Clerks frustrated with state inaction on same-sex marriage license direction

Update: Story now includes response from state records office and attorney general’s office.

OSHKOSH – Marriage licenses for same-sex couples continue to be issued in the state. But you can’t get them everywhere.

By Tuesday, 49 of Wisconsin’s 72 counties were taking marriage license applications, with some clerks waiving the five-day waiting period; however 23 counties are not. They’re choosing to wait for clarification on a federal judge’s Friday ruling that struck down Wisconsin’s ban on gay marriage.

One of the counties waiting is Winnebago.

“We live in the wrong county right now,” said Allen Borgwardt, standing next to his partner, Bob Archer. “And had we lived in another county, we could be married by now.”

Borgwardt and Archer – both of Neenah – are asking the Winnebago County clerk every hour for a marriage license. Every time, they’re denied.

Ironically, the couple of 21 years became domestic partners in the very same room in October 2009.

“I believe we were couple 55,” said Borgwardt.

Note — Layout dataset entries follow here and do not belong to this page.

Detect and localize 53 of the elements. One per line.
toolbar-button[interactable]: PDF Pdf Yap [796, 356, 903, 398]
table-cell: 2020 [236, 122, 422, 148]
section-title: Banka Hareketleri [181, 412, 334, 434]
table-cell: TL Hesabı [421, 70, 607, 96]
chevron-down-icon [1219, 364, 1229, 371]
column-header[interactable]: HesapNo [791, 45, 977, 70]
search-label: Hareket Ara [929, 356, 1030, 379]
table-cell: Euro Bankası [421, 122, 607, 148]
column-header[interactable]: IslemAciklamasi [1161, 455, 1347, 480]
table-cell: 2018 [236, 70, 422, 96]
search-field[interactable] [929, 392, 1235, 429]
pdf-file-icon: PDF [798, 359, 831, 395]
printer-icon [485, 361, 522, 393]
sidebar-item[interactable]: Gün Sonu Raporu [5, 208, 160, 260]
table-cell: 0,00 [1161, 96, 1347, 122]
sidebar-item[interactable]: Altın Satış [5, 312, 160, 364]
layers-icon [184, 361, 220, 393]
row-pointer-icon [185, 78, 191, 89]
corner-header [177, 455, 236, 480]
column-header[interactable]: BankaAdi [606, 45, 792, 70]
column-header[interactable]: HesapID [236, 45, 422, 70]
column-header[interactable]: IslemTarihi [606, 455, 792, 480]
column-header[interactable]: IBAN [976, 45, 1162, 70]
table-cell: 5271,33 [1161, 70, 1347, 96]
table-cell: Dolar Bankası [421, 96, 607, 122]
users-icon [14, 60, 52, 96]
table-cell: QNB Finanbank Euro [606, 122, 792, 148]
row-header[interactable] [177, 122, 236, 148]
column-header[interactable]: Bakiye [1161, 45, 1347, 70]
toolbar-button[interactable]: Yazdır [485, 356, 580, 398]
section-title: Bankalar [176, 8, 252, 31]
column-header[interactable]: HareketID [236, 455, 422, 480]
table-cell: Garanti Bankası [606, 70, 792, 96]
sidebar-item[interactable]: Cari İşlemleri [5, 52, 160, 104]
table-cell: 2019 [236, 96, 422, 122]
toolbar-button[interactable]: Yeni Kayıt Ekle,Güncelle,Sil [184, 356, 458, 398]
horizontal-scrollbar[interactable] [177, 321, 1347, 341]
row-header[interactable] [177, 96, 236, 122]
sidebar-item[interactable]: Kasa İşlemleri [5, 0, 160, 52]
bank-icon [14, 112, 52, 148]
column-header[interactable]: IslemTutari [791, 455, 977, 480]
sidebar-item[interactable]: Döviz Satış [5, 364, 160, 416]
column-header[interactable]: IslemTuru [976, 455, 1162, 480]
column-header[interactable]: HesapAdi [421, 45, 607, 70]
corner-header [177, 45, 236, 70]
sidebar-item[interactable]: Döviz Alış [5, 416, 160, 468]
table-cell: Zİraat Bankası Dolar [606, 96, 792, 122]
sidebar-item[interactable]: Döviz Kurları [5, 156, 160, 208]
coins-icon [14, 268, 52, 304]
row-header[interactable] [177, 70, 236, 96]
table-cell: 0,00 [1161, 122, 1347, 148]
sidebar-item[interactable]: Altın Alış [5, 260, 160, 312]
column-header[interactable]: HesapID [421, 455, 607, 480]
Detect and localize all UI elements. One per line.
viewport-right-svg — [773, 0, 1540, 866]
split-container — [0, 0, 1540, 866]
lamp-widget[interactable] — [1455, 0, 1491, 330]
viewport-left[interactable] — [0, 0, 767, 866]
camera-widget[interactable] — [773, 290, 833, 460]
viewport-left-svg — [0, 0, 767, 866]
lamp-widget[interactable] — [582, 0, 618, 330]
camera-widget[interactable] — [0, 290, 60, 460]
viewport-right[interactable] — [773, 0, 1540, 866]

The two aren’t angry with the county clerk, but left wondering what the county’s decision to wait means for their marriage hopes.

“I guess I’m a little bit frustrated as to why I’m being told that I’m less than someone else,” said Archer.

“Is this a personal decision for you?” FOX 11’s Bill Miston asked Winnebago County Clerk Sue Ertmer.

“Of course not. No, no,” Ertmer quickly responded. “We’re agents of the state. We can only do things when the state directs us.”

According to a spokeswoman of the state office that handles marriage licenses, the agency is holding, but not processing, same-sex marriage licenses of couples who married after a federal judge overturned the state’s same-sex marriage ban.

So, until that happens, Ertmer says she’s following the county lawyer’s guidance to not issue licenses.

The Wisconsin Vital Records Office says it hasn’t received guidance from Wisconsin Attorney General J. B. Van Hollen on what to do with the licenses, but says it will “fulfill all administrative duties required with regard to registering vital records. Once there is an ultimate decision made on this issue, the responsibility will be on individuals to make any necessary changes to their record,” according to a statement emailed to FOX 11.

Hundreds of gay couples have married since U.S. District Judge Barbara Crabb overturned the ban.

Van Hollen is appealing the decision and has said the ban remains in force. But spokeswoman Jennifer Miller says Van Hollen hasn’t told the state records office how it should handle licenses.

Van Hollen’s spokeswoman, Dana Brueck, said in a statement that the attorney general’s office has contacted Vital Records, but she wouldn’t say what, if any, advice was given.

“It’s put us in a very precarious position,” said a frustrated Ertmer. “And I empathize completely with the people that are coming in.”

Ertmer and other clerks say their frustrations stem from the state level. Particularly with state officials’ statements that contradict their own interpretation of the ruling striking down Wisconsin’s gay marriage ban.

“Press releases coming out from [Wisconsin Attorney General J.B. Van Hollen’s] office that says, well nothing’s changed,” said Brown County Clerk Sandy Juno. “Then you have a federal judge giving an order that it’s unconstitutional to have the ban.”

Juno says she stands by the county lawyer’s decision to allow same-sex couples a marriage license. This as Wisconsin’s attorney general is seeking a court order stopping them.

“Nobody’s come forth to say, ‘this is our position as a state,’” Juno said.